1933 film by Richard Thorpe

Notorious but Nice is a 1933 pre-Code American sound film drama directed by Richard Thorpe and starring Marian Marsh, Betty Compson and Don Dillaway. It was produced and distributed by B movie studio Chesterfield Motion Pictures.
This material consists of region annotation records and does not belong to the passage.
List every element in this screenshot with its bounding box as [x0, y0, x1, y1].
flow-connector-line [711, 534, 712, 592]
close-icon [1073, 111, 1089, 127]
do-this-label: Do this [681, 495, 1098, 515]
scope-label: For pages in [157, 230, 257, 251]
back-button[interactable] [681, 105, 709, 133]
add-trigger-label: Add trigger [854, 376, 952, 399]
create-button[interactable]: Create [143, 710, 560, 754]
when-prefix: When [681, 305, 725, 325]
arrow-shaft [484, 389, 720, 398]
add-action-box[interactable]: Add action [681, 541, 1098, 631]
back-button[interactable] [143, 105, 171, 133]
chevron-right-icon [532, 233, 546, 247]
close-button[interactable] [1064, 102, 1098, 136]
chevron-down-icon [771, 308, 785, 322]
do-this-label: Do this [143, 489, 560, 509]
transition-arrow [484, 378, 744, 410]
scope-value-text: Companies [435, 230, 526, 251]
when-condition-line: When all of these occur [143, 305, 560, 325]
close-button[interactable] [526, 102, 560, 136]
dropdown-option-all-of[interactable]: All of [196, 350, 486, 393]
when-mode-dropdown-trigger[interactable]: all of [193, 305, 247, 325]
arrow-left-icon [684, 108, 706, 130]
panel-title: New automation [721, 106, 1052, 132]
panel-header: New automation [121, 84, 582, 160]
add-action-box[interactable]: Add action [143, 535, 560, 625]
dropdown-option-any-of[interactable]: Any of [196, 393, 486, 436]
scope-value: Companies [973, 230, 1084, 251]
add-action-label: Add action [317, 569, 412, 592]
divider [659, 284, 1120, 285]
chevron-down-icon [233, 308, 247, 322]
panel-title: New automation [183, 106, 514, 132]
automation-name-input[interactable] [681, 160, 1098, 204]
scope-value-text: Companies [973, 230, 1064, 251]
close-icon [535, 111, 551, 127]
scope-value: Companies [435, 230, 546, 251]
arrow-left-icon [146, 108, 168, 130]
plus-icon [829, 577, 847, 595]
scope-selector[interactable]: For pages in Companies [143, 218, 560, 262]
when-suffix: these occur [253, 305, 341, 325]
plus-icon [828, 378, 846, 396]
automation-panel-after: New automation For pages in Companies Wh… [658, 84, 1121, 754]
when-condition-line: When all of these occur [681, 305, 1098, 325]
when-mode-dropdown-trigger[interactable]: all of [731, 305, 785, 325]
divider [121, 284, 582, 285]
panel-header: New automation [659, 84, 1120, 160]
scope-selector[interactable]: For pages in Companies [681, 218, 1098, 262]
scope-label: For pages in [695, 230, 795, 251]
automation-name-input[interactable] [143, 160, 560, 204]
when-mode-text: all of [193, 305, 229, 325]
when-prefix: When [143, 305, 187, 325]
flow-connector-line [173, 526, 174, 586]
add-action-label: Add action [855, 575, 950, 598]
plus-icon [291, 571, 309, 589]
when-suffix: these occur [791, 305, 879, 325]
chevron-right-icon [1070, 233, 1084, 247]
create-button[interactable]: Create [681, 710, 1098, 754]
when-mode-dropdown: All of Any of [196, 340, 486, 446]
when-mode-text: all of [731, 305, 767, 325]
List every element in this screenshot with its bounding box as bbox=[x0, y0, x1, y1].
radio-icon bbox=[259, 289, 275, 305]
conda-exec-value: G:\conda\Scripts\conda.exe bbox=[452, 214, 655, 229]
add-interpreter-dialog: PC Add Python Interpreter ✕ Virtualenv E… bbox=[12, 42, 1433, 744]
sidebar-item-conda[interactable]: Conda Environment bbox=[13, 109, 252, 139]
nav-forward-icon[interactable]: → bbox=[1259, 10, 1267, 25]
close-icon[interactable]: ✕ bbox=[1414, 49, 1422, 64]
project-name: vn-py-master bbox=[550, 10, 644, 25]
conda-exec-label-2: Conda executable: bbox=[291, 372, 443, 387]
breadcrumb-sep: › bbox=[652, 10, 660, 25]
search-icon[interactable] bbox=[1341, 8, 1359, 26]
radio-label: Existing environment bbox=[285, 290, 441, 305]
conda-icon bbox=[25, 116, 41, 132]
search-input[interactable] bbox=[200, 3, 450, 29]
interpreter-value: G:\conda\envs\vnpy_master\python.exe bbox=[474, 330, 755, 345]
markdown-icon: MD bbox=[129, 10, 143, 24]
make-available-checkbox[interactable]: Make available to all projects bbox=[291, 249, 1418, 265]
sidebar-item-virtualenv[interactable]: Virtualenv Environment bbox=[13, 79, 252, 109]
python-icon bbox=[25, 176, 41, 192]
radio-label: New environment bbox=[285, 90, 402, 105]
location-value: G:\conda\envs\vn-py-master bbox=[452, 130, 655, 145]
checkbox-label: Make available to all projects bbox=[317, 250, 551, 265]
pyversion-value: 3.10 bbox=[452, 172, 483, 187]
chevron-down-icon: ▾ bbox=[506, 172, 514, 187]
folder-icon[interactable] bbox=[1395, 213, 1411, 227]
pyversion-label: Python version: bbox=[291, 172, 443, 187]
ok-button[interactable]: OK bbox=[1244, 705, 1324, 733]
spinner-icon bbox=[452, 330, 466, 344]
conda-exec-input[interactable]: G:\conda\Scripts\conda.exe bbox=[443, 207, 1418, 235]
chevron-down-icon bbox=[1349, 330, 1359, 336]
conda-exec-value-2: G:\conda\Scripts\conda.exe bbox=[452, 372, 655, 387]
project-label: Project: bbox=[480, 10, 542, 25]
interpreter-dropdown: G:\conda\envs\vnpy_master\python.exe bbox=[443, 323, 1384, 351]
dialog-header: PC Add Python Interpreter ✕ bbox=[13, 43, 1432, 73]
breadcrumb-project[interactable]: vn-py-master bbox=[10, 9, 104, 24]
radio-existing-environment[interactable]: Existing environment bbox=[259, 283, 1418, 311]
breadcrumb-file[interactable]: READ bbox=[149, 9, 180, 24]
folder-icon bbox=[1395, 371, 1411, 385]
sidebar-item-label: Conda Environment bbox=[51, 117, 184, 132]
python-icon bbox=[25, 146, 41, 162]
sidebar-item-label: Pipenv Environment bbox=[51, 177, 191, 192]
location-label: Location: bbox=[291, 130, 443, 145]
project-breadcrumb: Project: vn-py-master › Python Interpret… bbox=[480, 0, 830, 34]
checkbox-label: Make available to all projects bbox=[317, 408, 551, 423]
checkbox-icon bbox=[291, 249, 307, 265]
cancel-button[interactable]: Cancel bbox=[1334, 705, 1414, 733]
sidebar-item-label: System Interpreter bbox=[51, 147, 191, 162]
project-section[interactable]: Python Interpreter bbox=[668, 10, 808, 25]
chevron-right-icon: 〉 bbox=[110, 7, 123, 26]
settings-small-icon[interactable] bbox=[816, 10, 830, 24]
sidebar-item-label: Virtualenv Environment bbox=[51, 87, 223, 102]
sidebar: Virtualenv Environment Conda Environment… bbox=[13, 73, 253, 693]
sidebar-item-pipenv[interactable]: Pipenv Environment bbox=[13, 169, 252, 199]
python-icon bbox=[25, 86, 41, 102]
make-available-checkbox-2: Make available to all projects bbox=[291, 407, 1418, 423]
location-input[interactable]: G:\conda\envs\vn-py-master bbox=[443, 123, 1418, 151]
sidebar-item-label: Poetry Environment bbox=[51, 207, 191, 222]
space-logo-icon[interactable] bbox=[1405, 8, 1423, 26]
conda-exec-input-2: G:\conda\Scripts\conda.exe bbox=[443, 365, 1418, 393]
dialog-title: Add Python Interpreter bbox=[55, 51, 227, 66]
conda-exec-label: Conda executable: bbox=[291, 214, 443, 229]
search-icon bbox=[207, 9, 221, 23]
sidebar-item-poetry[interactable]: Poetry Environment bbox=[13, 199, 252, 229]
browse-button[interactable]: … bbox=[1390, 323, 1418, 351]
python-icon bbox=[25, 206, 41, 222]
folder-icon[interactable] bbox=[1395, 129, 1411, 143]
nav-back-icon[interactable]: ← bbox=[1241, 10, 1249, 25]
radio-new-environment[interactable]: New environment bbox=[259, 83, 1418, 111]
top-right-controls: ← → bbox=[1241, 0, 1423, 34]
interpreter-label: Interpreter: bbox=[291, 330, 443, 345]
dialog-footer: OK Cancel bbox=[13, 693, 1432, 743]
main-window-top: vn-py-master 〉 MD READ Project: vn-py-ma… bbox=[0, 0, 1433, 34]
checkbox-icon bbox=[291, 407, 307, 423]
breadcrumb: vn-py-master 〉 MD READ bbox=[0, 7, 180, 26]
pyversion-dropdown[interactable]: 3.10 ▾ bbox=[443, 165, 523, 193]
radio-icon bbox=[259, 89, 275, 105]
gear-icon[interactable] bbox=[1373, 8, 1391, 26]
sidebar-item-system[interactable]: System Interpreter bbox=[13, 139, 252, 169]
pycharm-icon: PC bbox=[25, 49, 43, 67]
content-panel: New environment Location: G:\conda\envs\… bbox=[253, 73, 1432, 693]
The film survives, with a copy preserved by The Library of Congress.

==Plot==
Jenny Jones, a girl with a mysterious past is engaged to her employer son. His father attempts to destroy her life so his son will reject her. When all seems lost, help comes from an unexpected source, but complications ensue.

==Cast==
- Marian Marsh as Jenny Jones
- Betty Compson as Millie Sprague
- Donald Dillaway as Richard Hamilton
- Rochelle Hudson as Constance Martin
- John St. Polis as John Martin
- J. Carrol Naish as Joe Charney
- Dewey Robinson as Tuffy Kraft
- Henry Kolker as Defense Attorney
- Robert Ellis as Prosecutor
- Robert Frazer as The Park Man
- Wilfred Lucas as Judge
- Michael Mark as Henchman Bill
- Jane Keckley as Mrs. Kelly - Landlady
- J. Frank Glendon as Clark's Associate (as Frank Glendon)
- Clarence Geldart
- Edward Peil Sr. as Doctor at Hospital
- Nancy Cornelius as Nurse
- Louise Beavers as Ophelia
- Bess Flowers as Miss Price - Martin's Secretary

==Bibliography==
- Pitts, Michael R. Poverty Row Studios, 1929–1940: An Illustrated History of 55 Independent Film Companies, with a Filmography for Each. McFarland & Company, 2005.